The following piece by Sharon Lee appeared in the Seattle Times on December 23, 2021.
My No. 1 job as executive director of the Low Income Housing Institute is to provide affordable housing for workers in low-wage jobs and shelter for people experiencing homelessness. I firmly believe that housing is a human right and that it is a transformative vehicle to advance social justice. During the past few years in the Pacific Northwest, we have seen once-in-a-generation wildfires fill our sky with smoke become once-every-summer wildfires, and I believe now more so than ever that we must look at affordable housing as a climate-justice issue — and a climate solution.
I’ve always thought of cars and the auto industry as big culprits in terms of pollution and climate change, not our big buildings offering dozens of safe, affordable apartments for mothers with children, veterans, seniors, refugees, formerly homeless individuals and others. But it turns out buildings are gas guzzlers, too, and in a surprisingly big way, when powered with so-called “natural” gas.
Buildings are one of the largest and fastest-growing sources of climate pollution in Washington, contributing about one-quarter (23%) of our state’s carbon emissions. Why should I also care about climate change and LIHI’s buildings when homelessness is at an all-time high? One reason is that last summer’s heat waves, which killed hundreds across the Northwest, hit homeless people and those in poorly insulated houses the hardest. Another is that those with the lowest incomes will have the longest, toughest financial recovery from the recent devastating floods.
My first priority is to end homelessness by dramatically growing our affordable housing options, opening tiny house villages and converting hotels into shelter. However, the urgency of putting roofs over heads does not mean we must mortgage our future. I also want our building stock to contribute to community health over the long-term, addressing the housing crisis and the climate crisis together. We can do that through all-electric building to ensure fossil fuel-free housing.

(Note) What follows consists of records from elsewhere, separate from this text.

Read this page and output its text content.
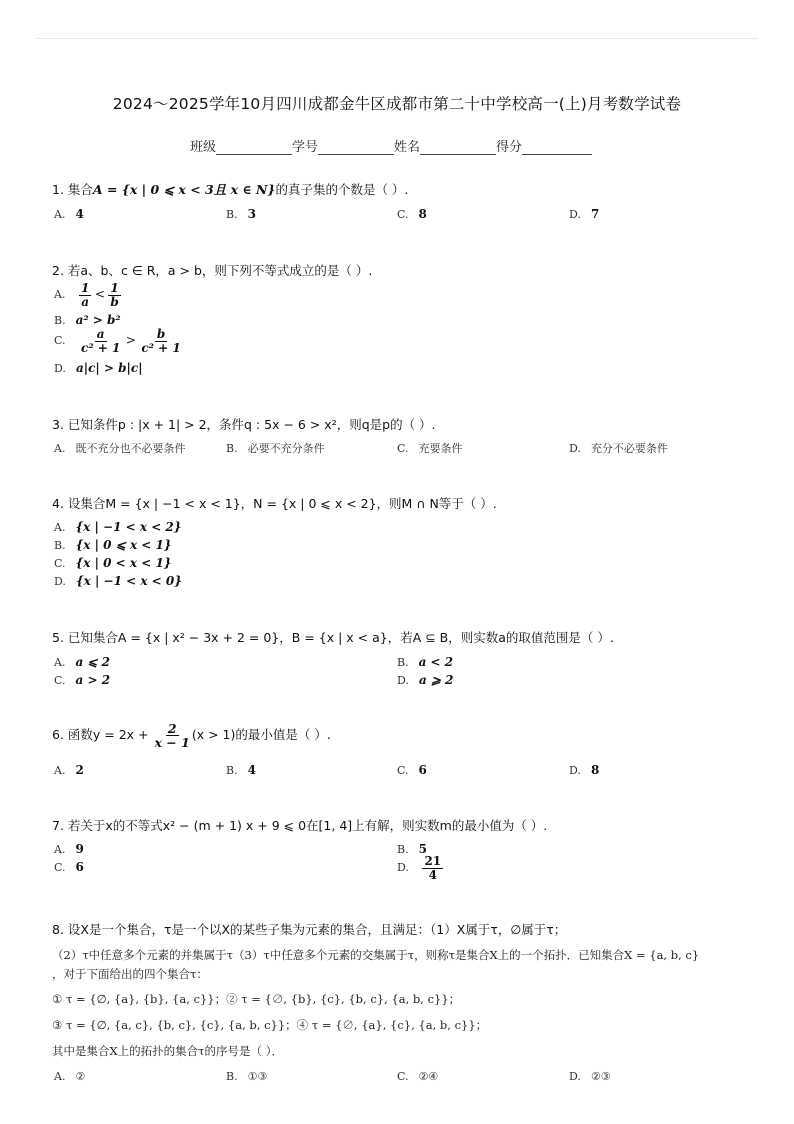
2024～2025学年10月四川成都金牛区成都市第二十中学校高一(上)月考数学试卷
班级	学号	姓名	得分
1. 集合A = {x | 0 ⩽ x < 3且 x ∈ N}的真子集的个数是（ ）.
A. 4	B. 3	C. 8	D. 7
2. 若a、b、c ∈ R，a > b，则下列不等式成立的是（ ）.
A. $\frac{1}{a} < \frac{1}{b}$
B. a² > b²
C. $\frac{a}{\text{c² + 1}} > \frac{b}{\text{c² + 1}}$
D. a|c| > b|c|
3. 已知条件p : |x + 1| > 2，条件q : 5x − 6 > x²，则q是p的（ ）.
A. 既不充分也不必要条件	B. 必要不充分条件	C. 充要条件	D. 充分不必要条件
4. 设集合M = {x | −1 < x < 1}，N = {x | 0 ⩽ x < 2}，则M ∩ N等于（ ）.
A. {x | −1 < x < 2}
B. {x | 0 ⩽ x < 1}
C. {x | 0 < x < 1}
D. {x | −1 < x < 0}
5. 已知集合A = {x | x² − 3x + 2 = 0}，B = {x | x < a}，若A ⊆ B，则实数a的取值范围是（ ）.
A. a ⩽ 2	B. a < 2
C. a > 2	D. a ⩾ 2
6. 函数$y = 2x + \frac{2}{x - 1} (x > 1)$的最小值是（ ）.
A. 2	B. 4	C. 6	D. 8
7. 若关于x的不等式x² − (m + 1) x + 9 ⩽ 0在[1, 4]上有解，则实数m的最小值为（ ）.
A. 9	B. 5
C. 6	D. $\frac{21}{4}$
8. 设X是一个集合，τ是一个以X的某些子集为元素的集合，且满足：（1）X属于τ，∅属于τ；
（2）τ中任意多个元素的并集属于τ（3）τ中任意多个元素的交集属于τ，则称τ是集合X上的一个拓扑．已知集合X = {a, b, c}
，对于下面给出的四个集合τ：
① τ = {∅, {a}, {b}, {a, c}}；② τ = {∅, {b}, {c}, {b, c}, {a, b, c}}；
③ τ = {∅, {a, c}, {b, c}, {c}, {a, b, c}}；④ τ = {∅, {a}, {c}, {a, b, c}}；
其中是集合X上的拓扑的集合τ的序号是（ ）．
A. ②	B. ①③	C. ②④	D. ②③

My vocabulary in recent years has expanded to include not only “heat dome” and “atmospheric river,” but also the far more pleasant “electric heat pump.” While several years ago many people thought of “green buildings” as something for the upper income brackets, now we see building green as smart and cost effective for those on limited incomes. No one should live in “leaky buildings,” ones that are uncomfortably drafty, cold and even moldy from moisture coming in. Building energy codes, while a dull-sounding term, are exciting for our sector in terms of the benefits the codes bring to residents who can live in physical comfort. We must pay attention to “building envelopes” that help keep buildings airtight, not leaky — cooler in the summer and warmer in the winter.
Going all-electric also makes smart financial sense for those of us working in the affordable housing sector. When it comes to financing affordable housing, raising money for capital costs is almost always easier than ensuring we have enough operating funds for the life of the building and its tenants. When we spend the money up front to make buildings more energy-efficient with electric heat pumps for space and water heating, our long-term utility costs go down. Investing in energy efficiency for these multifamily buildings helps build long-term economic resilience for the entire housing market.
When Washingtonians suffer through extreme weather events, those living in buildings built to the highest standards of energy code fare the best. And in this year of devastating climate-driven wildfires, and unprecedented and deadly heat waves and flooding, it has never been more necessary for everyone to have access to healthy, climate-ready and energy-efficient buildings, regardless of race or income.
When people think of affordable housing advocacy they often think more about homelessness and less about energy efficiency or commercial energy codes. But developing affordable housing cannot just be about getting homes built as fast as possible. We need to build thoughtfully and sustainably. We must all do our part to address climate change, starting with smart all-electric building energy codes.